Mr Chavez, who led Venezuela for 14 years, was incredibly popular.

Since his death was announced on 5 March, hundreds of thousands of people have taken to the streets to mourn their president, openly crying and praying.

Vice-President Nicolas Maduro, who was named by Mr Chavez as his preferred successor, has been highly visible since the president's death.

On Wednesday, he led the procession taking Mr Chavez's body from the military hospital where he died to the military academy where his body lies in state.

His presence has not gone unnoticed and seems to have galvanised support for his candidacy.

On Thursday, Venezuelans queuing to view Mr Chavez's body chanted: "With Maduro, the people are safe!"

The exact timing of the elections remains unclear.

The Venezuelan constitution states that "should a total absence of the President of the Republic occur within the first four years of the constitutional period, the authorities shall proceed to an election within the next 30 days".

But whether that means that the government has to actually hold the election within 30 days, or just call it within that period is up for interpretation.

Mr Leon thinks that Mr Chavez's party (PSUV) may well try to hurry along the process in order to take advantage of the emotions of Venezuelans still mourning their lost leader, and before problems such as Venezuela's high inflation rate return to the forefront of their minds.

"The Chavez camp will try to build on an idealised image of the late president," he says.

Mr Leon thinks the best strategy for the opposition is "to show respect".

'Too restrained'

So far, Mr Capriles seems to have been doing just that.

Shortly after Mr Chavez's death was announced, he called for national unity and said that the opposition would support a smooth transition.

Referring to the late president he said: "We were adversaries, never enemies".

A woman weeps as she holds a picture of President Chavez The death of President Chavez has created an outpouring of grief among his supporters.

Opposition Congresswoman Maria Corina Machado said that the priority for Venezuelan politicians was to "rebuild the trust in our institutions and in ourselves to guarantee a peaceful path, union and freedom."

But some think opposition leaders have not been vocal enough.

Pro-opposition student leader Julio Cesar Rivas told BBC News that the opposition should have been playing a more decisive role during Mr Chavez's absence from the country for cancer treatment in Cuba.

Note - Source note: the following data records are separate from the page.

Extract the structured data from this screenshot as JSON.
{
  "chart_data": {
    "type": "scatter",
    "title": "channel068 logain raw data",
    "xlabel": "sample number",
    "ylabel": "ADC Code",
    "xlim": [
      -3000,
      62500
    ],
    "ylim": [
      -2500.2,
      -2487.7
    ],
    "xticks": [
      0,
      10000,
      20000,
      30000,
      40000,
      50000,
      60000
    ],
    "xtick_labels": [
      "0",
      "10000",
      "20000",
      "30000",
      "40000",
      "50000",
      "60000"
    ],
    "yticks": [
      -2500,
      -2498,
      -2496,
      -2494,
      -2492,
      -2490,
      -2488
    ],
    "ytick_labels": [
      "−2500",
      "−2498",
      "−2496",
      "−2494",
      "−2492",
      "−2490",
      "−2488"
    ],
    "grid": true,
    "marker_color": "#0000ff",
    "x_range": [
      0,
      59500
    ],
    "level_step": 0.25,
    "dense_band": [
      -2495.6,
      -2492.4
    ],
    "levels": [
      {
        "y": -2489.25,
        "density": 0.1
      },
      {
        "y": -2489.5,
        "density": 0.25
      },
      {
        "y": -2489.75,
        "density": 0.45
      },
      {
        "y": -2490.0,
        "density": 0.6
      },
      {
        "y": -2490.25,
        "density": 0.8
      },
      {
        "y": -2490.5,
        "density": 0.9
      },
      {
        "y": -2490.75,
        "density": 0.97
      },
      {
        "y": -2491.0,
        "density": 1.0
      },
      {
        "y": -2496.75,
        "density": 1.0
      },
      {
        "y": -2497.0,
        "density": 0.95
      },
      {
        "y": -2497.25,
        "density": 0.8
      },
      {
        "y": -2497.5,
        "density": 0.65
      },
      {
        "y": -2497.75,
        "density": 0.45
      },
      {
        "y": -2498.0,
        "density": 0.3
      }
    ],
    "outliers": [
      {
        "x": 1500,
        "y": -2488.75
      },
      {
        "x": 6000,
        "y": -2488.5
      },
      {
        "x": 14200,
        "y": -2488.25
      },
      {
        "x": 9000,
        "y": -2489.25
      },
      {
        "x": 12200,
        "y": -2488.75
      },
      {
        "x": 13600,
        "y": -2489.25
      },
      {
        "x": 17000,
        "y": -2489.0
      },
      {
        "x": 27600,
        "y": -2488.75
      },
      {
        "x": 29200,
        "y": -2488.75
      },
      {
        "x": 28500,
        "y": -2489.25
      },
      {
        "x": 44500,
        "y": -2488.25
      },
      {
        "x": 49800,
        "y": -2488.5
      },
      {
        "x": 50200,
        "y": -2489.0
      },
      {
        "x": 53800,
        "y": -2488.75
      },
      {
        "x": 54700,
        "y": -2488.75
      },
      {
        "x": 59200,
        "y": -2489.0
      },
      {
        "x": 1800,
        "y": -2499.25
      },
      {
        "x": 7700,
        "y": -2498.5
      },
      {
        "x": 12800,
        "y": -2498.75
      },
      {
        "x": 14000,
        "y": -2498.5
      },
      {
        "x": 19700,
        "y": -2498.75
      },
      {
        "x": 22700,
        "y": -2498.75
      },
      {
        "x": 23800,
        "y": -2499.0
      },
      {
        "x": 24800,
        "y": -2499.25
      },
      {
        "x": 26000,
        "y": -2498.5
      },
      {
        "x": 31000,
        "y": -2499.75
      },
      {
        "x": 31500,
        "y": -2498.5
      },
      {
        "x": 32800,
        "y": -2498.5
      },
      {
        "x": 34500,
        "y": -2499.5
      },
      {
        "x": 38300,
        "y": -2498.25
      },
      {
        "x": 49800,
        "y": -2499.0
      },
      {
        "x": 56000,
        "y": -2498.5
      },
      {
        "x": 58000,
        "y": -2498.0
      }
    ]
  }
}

Mr Rivas organised sit-ins and marches demanding "the truth" from the government on Mr Chavez's state of health.

He says he and his fellow protesters had to lead the protests, when they should have been organised by opposition leaders.

"Instead, those leaders kept quiet for a long time," he says.

Analysts say there is little space to manoeuvre for an opposition that is facing Mr Chavez's powerful legacy, especially at an emotional time so soon after his death.

"They have an opportunity," says Mr Leon.

"But only if they can show that Mr Maduro is only a satellite that reflects light, and not the star that creates it."